Higher full-price sales would boost annual margins and Asian demand remained strong, Burberry said, while warning that it could suffer more sales disruption from COVID-19 lockdowns.

Manchester United striker Rashford, 23, has won plaudits for his campaign to help ensure that poorer children do not go hungry with schools closed during the pandemic.

A first coronavirus wave last year cut Burberry’s sales by as much as 45% before a bounce back on strong demand in mainland China and South Korea, which continued in the last few months.

Shares in Burberry were up 5% to 1,825 pence at 0905 GMT, with Citi analysts saying that improved sales quality from fewer markdowns would drive full-year consensus upgrades.

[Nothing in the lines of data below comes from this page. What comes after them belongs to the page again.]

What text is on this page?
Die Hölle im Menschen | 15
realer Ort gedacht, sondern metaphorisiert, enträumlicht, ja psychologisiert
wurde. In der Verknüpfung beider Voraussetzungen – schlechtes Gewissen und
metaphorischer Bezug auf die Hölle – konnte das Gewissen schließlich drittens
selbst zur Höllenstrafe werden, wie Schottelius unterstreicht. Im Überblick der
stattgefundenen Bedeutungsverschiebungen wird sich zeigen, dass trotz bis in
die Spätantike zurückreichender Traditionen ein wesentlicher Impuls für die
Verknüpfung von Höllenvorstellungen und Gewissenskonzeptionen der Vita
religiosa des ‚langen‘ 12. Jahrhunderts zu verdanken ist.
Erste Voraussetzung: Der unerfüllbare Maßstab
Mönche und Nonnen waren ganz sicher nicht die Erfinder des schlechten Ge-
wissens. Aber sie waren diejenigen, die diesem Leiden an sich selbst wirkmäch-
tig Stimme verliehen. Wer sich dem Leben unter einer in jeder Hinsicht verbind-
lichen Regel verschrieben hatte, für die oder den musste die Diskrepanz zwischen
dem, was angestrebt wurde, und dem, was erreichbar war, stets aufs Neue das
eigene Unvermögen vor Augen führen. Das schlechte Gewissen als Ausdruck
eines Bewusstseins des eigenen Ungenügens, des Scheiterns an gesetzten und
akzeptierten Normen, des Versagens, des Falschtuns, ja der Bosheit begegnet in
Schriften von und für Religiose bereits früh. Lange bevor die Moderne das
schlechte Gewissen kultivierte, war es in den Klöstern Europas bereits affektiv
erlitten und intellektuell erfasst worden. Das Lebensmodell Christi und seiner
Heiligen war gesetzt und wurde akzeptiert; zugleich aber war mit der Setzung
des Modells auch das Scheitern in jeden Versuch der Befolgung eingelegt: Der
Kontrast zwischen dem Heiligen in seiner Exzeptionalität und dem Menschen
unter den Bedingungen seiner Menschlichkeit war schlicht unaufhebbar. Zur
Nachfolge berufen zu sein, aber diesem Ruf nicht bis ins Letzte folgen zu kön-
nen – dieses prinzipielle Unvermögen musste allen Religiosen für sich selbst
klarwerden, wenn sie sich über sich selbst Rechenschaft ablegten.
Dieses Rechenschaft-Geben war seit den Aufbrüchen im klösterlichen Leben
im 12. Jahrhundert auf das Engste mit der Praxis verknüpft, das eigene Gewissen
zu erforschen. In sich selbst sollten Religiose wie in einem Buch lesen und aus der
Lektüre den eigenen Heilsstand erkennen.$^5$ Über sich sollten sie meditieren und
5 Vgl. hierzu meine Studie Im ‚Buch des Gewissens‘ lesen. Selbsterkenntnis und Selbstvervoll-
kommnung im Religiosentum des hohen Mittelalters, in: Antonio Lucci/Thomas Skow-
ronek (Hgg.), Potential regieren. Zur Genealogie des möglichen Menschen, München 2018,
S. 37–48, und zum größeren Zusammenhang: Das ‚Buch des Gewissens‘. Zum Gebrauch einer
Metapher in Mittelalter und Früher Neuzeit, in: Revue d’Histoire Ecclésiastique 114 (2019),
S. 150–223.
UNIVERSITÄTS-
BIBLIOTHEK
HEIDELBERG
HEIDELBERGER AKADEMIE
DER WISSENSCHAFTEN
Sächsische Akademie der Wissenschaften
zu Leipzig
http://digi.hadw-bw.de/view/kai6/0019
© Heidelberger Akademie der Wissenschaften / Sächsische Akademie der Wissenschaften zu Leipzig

Burberry’s 9% sales decline in its third quarter was worse than the 6% fall in the second, and the company said that 15% of stores were currently closed and 36% operating with restrictions as a result of measures to curb COVID-19’s spread.

“We expect trading will remain susceptible to regional disruptions as we close the financial year,” Burberry said, adding that it was confident of rebounding when the pandemic eases given the brand’s resonance with customers.

In the third quarter, comparable store sales in Europe, the Middle East, India and Africa declined 37%, hit by shops shut in lockdowns and a lack of tourists visiting Europe, but in the same period, it posted sales growth of 11% in Asia Pacific.

Burberry said that Britain’s new relationship with the European Union would cause headwinds, warning of a modest increase in costs to comply with new rules and also the impact of an end to a scheme for VAT refunds for non-EU tourists.

This would make Britain a less attractive destination for luxury shopping when tourism returns after the pandemic, Burberry said, adding that it would try to mitigate the effect.